If Tariffs Not Solution, How to Increase U.S. Jobs?

Investments in workforce training and infrastructure are two of the ways panelists say U.S. automotive jobs could be protected and increased.

TRAVERSE CITY, MI – Many believe the Trump Admin.’s tariffs will harm, rather than help, U.S. automotive jobs, as they will raise the cost of vehicles and their components.

But if tariffs aren’t a solution, what can be done to increase U.S. automotive employment?

That was the question to a panel on current international trade issues at Wednesday afternoon’s 2018 CAR Management Briefing Seminars here.

“I don’t think tariffs are a strategy in and of itself, but I think they create a space to have some conversations that were going nowhere. One of those is with respect to overcapacity in commodities like steel,” says Scott Paul, president-Alliance for American Manufacturing.

Paul says he would like to see a “coalition of the willing” formed, “to really quarantine market-based economies from the effects of this overcapacity, which is generated from China and other countries.”

He also would like to see more investment in U.S. infrastructure and “way more” investment in public-private partnerships to bring innovation more quickly to the factory floor.

“The tariffs will have been wasted if we have none of these conversations,” Paul says.

Both he and Paul Ryan, a vice president at the Association for Global Automakers, agree more investment in workforce training also is crucial to protect and raise employment in the U.S. auto sector.

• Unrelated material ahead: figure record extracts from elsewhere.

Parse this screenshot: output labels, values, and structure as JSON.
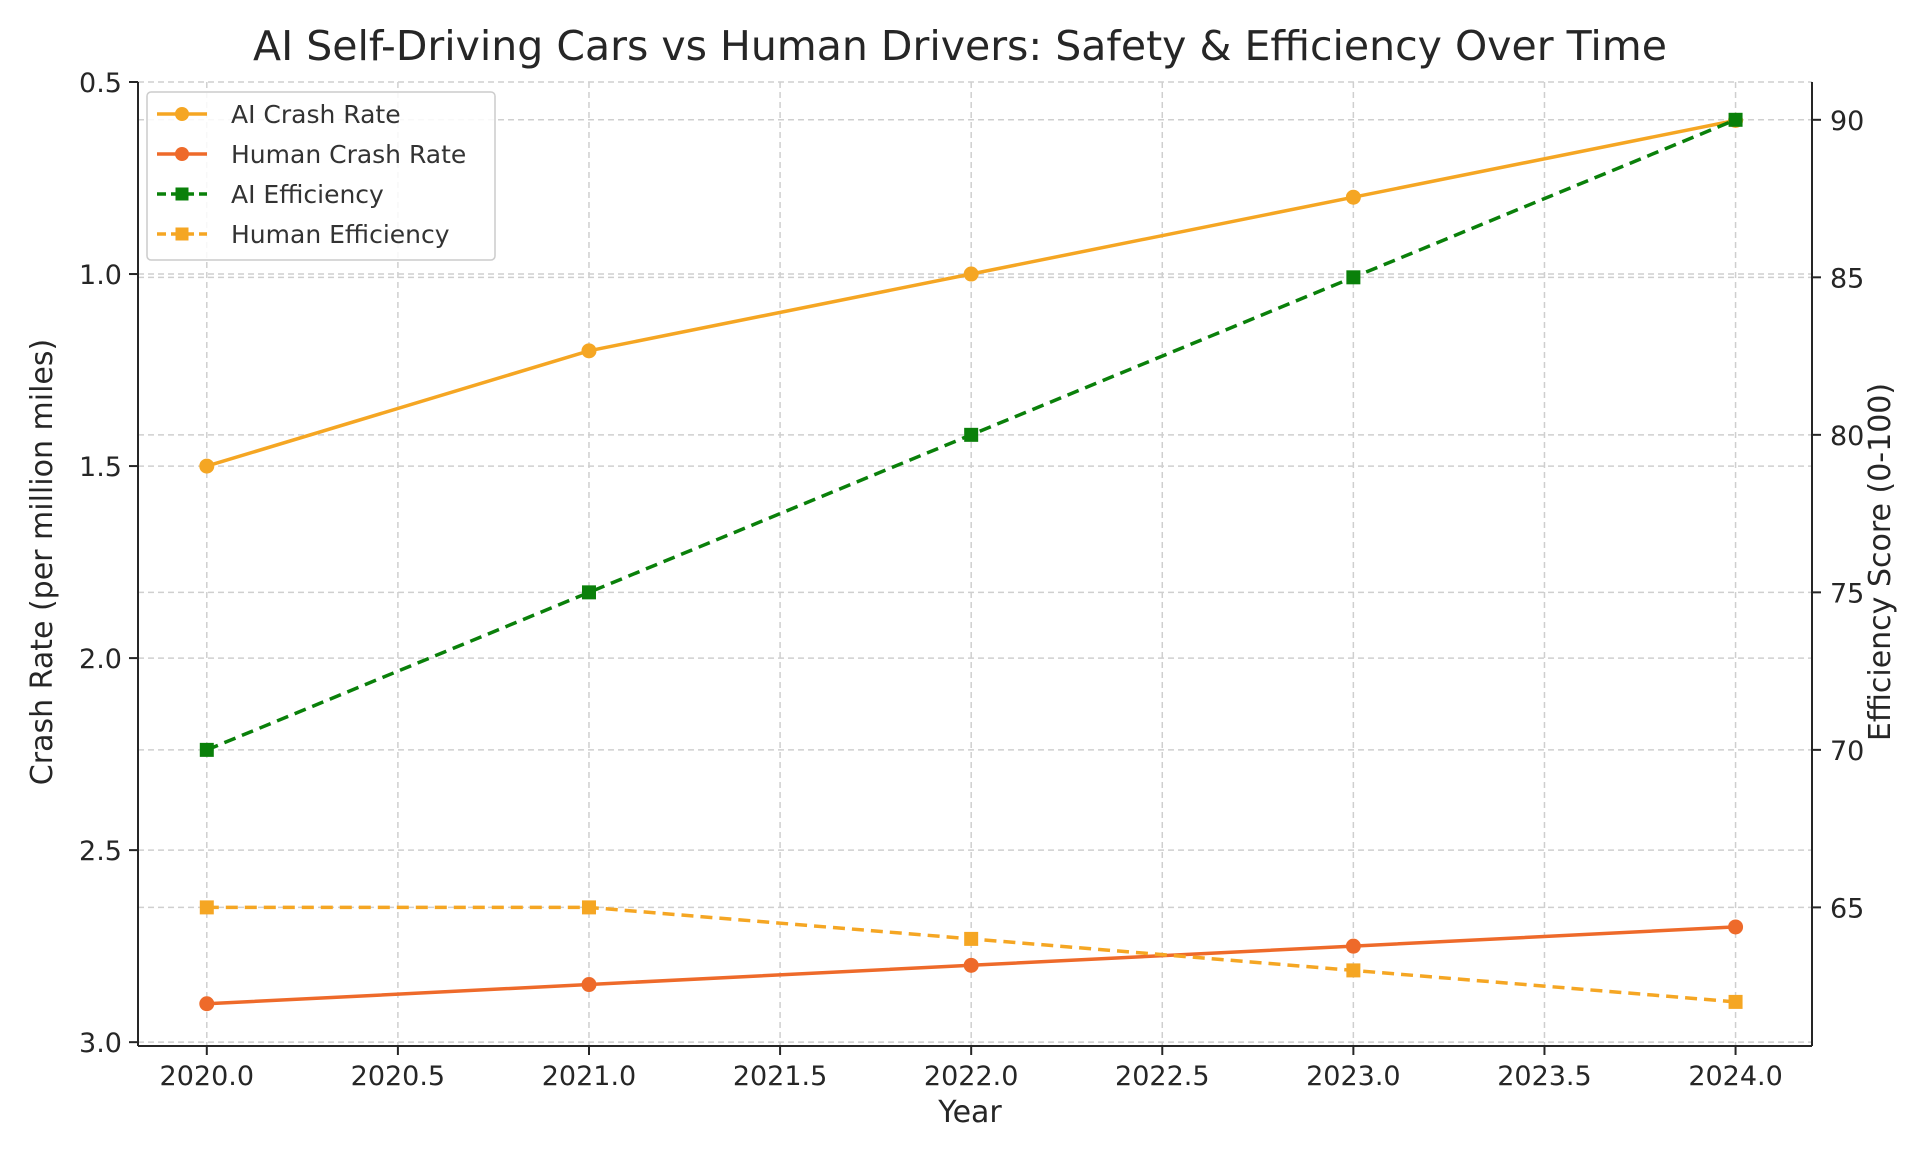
{
  "chart_data": {
    "type": "line",
    "title": "AI Self-Driving Cars vs Human Drivers: Safety & Efficiency Over Time",
    "xlabel": "Year",
    "ylabel_left": "Crash Rate (per million miles)",
    "ylabel_right": "Efficiency Score (0-100)",
    "x": [
      2020,
      2021,
      2022,
      2023,
      2024
    ],
    "x_ticks": [
      2020.0,
      2020.5,
      2021.0,
      2021.5,
      2022.0,
      2022.5,
      2023.0,
      2023.5,
      2024.0
    ],
    "x_tick_labels": [
      "2020.0",
      "2020.5",
      "2021.0",
      "2021.5",
      "2022.0",
      "2022.5",
      "2023.0",
      "2023.5",
      "2024.0"
    ],
    "xlim": [
      2019.82,
      2024.2
    ],
    "left_axis": {
      "ylim": [
        3.01,
        0.5
      ],
      "inverted": true,
      "ticks": [
        0.5,
        1.0,
        1.5,
        2.0,
        2.5,
        3.0
      ],
      "tick_labels": [
        "0.5",
        "1.0",
        "1.5",
        "2.0",
        "2.5",
        "3.0"
      ]
    },
    "right_axis": {
      "ylim": [
        60.6,
        91.2
      ],
      "ticks": [
        65,
        70,
        75,
        80,
        85,
        90
      ],
      "tick_labels": [
        "65",
        "70",
        "75",
        "80",
        "85",
        "90"
      ]
    },
    "grid": true,
    "legend_position": "top-left",
    "series": [
      {
        "name": "AI Crash Rate",
        "axis": "left",
        "values": [
          1.5,
          1.2,
          1.0,
          0.8,
          0.6
        ],
        "color": "#F5A623",
        "linestyle": "solid",
        "marker": "circle"
      },
      {
        "name": "Human Crash Rate",
        "axis": "left",
        "values": [
          2.9,
          2.85,
          2.8,
          2.75,
          2.7
        ],
        "color": "#EE6A2A",
        "linestyle": "solid",
        "marker": "circle"
      },
      {
        "name": "AI Efficiency",
        "axis": "right",
        "values": [
          70,
          75,
          80,
          85,
          90
        ],
        "color": "#0A800A",
        "linestyle": "dashed",
        "marker": "square"
      },
      {
        "name": "Human Efficiency",
        "axis": "right",
        "values": [
          65,
          65,
          64,
          63,
          62
        ],
        "color": "#F5A623",
        "linestyle": "dashed",
        "marker": "square"
      }
    ]
  }
}
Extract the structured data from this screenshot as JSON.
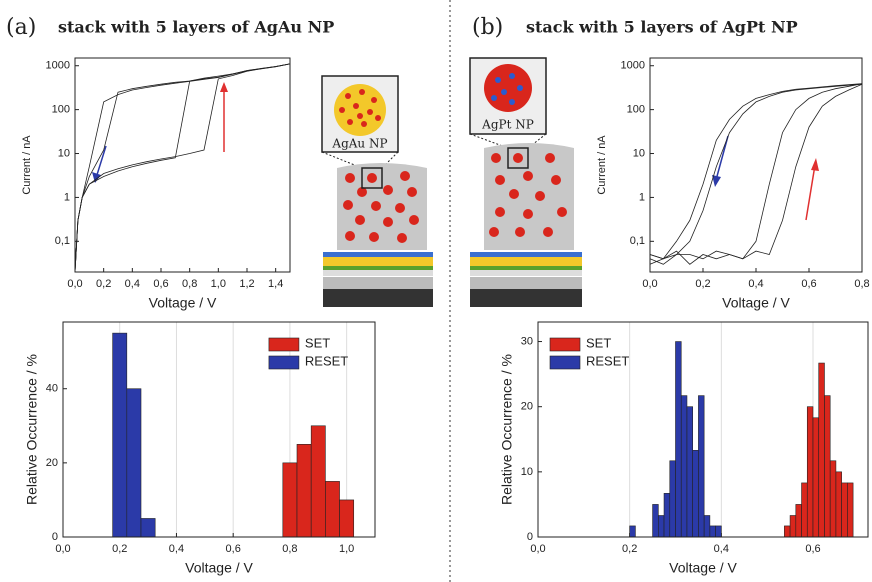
{
  "chart_data": [
    {
      "type": "line",
      "panel_label": "(a)",
      "title": "stack with 5 layers of AgAu NP",
      "annotation": "AgAu NP",
      "x_label": "Voltage / V",
      "y_label": "Current / nA",
      "ylog": true,
      "xlim": [
        0,
        1.5
      ],
      "ylim": [
        0.02,
        1500
      ],
      "xticks": [
        {
          "value": 0,
          "label": "0,0"
        },
        {
          "value": 0.2,
          "label": "0,2"
        },
        {
          "value": 0.4,
          "label": "0,4"
        },
        {
          "value": 0.6,
          "label": "0,6"
        },
        {
          "value": 0.8,
          "label": "0,8"
        },
        {
          "value": 1.0,
          "label": "1,0"
        },
        {
          "value": 1.2,
          "label": "1,2"
        },
        {
          "value": 1.4,
          "label": "1,4"
        }
      ],
      "yticks": [
        {
          "value": 0.1,
          "label": "0,1"
        },
        1,
        10,
        100,
        1000
      ],
      "x": [
        0,
        0.02,
        0.05,
        0.1,
        0.2,
        0.3,
        0.4,
        0.5,
        0.6,
        0.7,
        0.8,
        0.9,
        1.0,
        1.1,
        1.2,
        1.3,
        1.4,
        1.5
      ],
      "series": [
        {
          "color": "#222222",
          "values": [
            0.02,
            0.3,
            1,
            2,
            3.5,
            4.5,
            5.5,
            6.5,
            7.5,
            8.5,
            10,
            12,
            500,
            600,
            750,
            850,
            950,
            1100
          ]
        },
        {
          "color": "#222222",
          "values": [
            0.02,
            0.3,
            1,
            3,
            12,
            250,
            300,
            340,
            380,
            420,
            450,
            500,
            550,
            650,
            780,
            870,
            960,
            1100
          ]
        },
        {
          "color": "#222222",
          "values": [
            0.02,
            0.3,
            1,
            2,
            3,
            4,
            5,
            6,
            7,
            8,
            450,
            520,
            580,
            650,
            760,
            860,
            960,
            1100
          ]
        },
        {
          "color": "#222222",
          "values": [
            0.02,
            0.3,
            1,
            5,
            150,
            220,
            280,
            320,
            360,
            400,
            440,
            490,
            540,
            640,
            770,
            860,
            950,
            1100
          ]
        }
      ]
    },
    {
      "type": "histogram",
      "x_label": "Voltage / V",
      "y_label": "Relative Occurrence / %",
      "legend": "upper right",
      "grid": true,
      "xlim": [
        0,
        1.1
      ],
      "ylim": [
        0,
        58
      ],
      "xticks": [
        {
          "value": 0,
          "label": "0,0"
        },
        {
          "value": 0.2,
          "label": "0,2"
        },
        {
          "value": 0.4,
          "label": "0,4"
        },
        {
          "value": 0.6,
          "label": "0,6"
        },
        {
          "value": 0.8,
          "label": "0,8"
        },
        {
          "value": 1.0,
          "label": "1,0"
        }
      ],
      "yticks": [
        0,
        20,
        40
      ],
      "series": [
        {
          "name": "SET",
          "color": "#d9261c",
          "bins": [
            0.775,
            0.825,
            0.875,
            0.925,
            0.975,
            1.025
          ],
          "values": [
            20,
            25,
            30,
            15,
            10
          ]
        },
        {
          "name": "RESET",
          "color": "#2b3aa8",
          "bins": [
            0.175,
            0.225,
            0.275,
            0.325
          ],
          "values": [
            55,
            40,
            5
          ]
        }
      ]
    },
    {
      "type": "line",
      "panel_label": "(b)",
      "title": "stack with 5 layers of AgPt NP",
      "annotation": "AgPt NP",
      "x_label": "Voltage / V",
      "y_label": "Current / nA",
      "ylog": true,
      "xlim": [
        0,
        0.8
      ],
      "ylim": [
        0.02,
        1500
      ],
      "xticks": [
        {
          "value": 0,
          "label": "0,0"
        },
        {
          "value": 0.2,
          "label": "0,2"
        },
        {
          "value": 0.4,
          "label": "0,4"
        },
        {
          "value": 0.6,
          "label": "0,6"
        },
        {
          "value": 0.8,
          "label": "0,8"
        }
      ],
      "yticks": [
        {
          "value": 0.1,
          "label": "0,1"
        },
        1,
        10,
        100,
        1000
      ],
      "x": [
        0,
        0.05,
        0.1,
        0.15,
        0.2,
        0.25,
        0.3,
        0.35,
        0.4,
        0.45,
        0.5,
        0.55,
        0.6,
        0.65,
        0.7,
        0.75,
        0.8
      ],
      "series": [
        {
          "color": "#222222",
          "values": [
            0.05,
            0.04,
            0.06,
            0.03,
            0.05,
            0.04,
            0.05,
            0.04,
            0.06,
            0.05,
            0.3,
            5,
            40,
            120,
            200,
            280,
            380
          ]
        },
        {
          "color": "#222222",
          "values": [
            0.03,
            0.04,
            0.05,
            0.1,
            0.5,
            5,
            30,
            80,
            150,
            200,
            250,
            280,
            300,
            320,
            340,
            360,
            380
          ]
        },
        {
          "color": "#222222",
          "values": [
            0.04,
            0.03,
            0.05,
            0.05,
            0.04,
            0.06,
            0.05,
            0.04,
            0.1,
            2,
            30,
            100,
            180,
            250,
            300,
            340,
            390
          ]
        },
        {
          "color": "#222222",
          "values": [
            0.05,
            0.04,
            0.1,
            0.3,
            2,
            20,
            60,
            120,
            180,
            220,
            260,
            290,
            310,
            330,
            350,
            370,
            390
          ]
        }
      ]
    },
    {
      "type": "histogram",
      "x_label": "Voltage / V",
      "y_label": "Relative Occurrence / %",
      "legend": "upper left",
      "grid": true,
      "xlim": [
        0,
        0.72
      ],
      "ylim": [
        0,
        33
      ],
      "xticks": [
        {
          "value": 0,
          "label": "0,0"
        },
        {
          "value": 0.2,
          "label": "0,2"
        },
        {
          "value": 0.4,
          "label": "0,4"
        },
        {
          "value": 0.6,
          "label": "0,6"
        }
      ],
      "yticks": [
        0,
        10,
        20,
        30
      ],
      "series": [
        {
          "name": "SET",
          "color": "#d9261c",
          "bins": [
            0.5375,
            0.55,
            0.5625,
            0.575,
            0.5875,
            0.6,
            0.6125,
            0.625,
            0.6375,
            0.65,
            0.6625,
            0.675,
            0.6875
          ],
          "values": [
            1.7,
            3.3,
            5,
            8.3,
            20,
            18.3,
            26.7,
            21.7,
            11.7,
            10,
            8.3,
            8.3
          ]
        },
        {
          "name": "RESET",
          "color": "#2b3aa8",
          "bins": [
            0.2,
            0.2125,
            0.225,
            0.2375,
            0.25,
            0.2625,
            0.275,
            0.2875,
            0.3,
            0.3125,
            0.325,
            0.3375,
            0.35,
            0.3625,
            0.375,
            0.3875,
            0.4
          ],
          "values": [
            1.7,
            0,
            0,
            0,
            5,
            3.3,
            6.7,
            11.7,
            30,
            21.7,
            20,
            13.3,
            21.7,
            3.3,
            1.7,
            1.7
          ]
        }
      ]
    }
  ]
}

Says Ryan: “On the manufacturing side, we have jobs that frankly are going wanting – jobs we can’t fill because we don’t have enough people in the workforce with advanced manufacturing skills.”

Soumaya Keynes, U.S. economics editor at The Economist magazine, supports a rules-based trading system.

“A rules-based trading system can be a good thing,” she says. “If I were the President of the United States, I’d essentially be thinking how to set up a system where you’d have a level playing field. And then if there isn’t a level playing field, think about what that underlying problem is in the system and try and solve that more directly.”

She mentions subsidies in China as one of those underlying problems. The U.S. and Mexico have accused China of giving subsidies, illegal under World Trade Organization rules, to Chinese companies so they can raise their exports.

The WTO, of which the U.S. is a member, is a rules-based trading system, although the White House has argued it has not been effective in creating a level playing field.

AAM’s Paul notes, “There is a perpetual oversupply of steel in the global market.”

China has provided 75% of that oversupply, and its steel overcapacity is four to five times what the U.S. even makes in steel each year.

The Trump Admin. has placed 25% tariffs on imported steel and aluminum from China, as well as 25% tariffs on imported steel and aluminum from Europe, to protect U.S. steel manufacturers and spur investment in the sector domestically.

But some, such as the AGA’s Ryan, argue there are certain specialty steels the U.S. auto industry uses that are unavailable in the U.S. nor are expected to be, and thus tariffs on those products are unfair.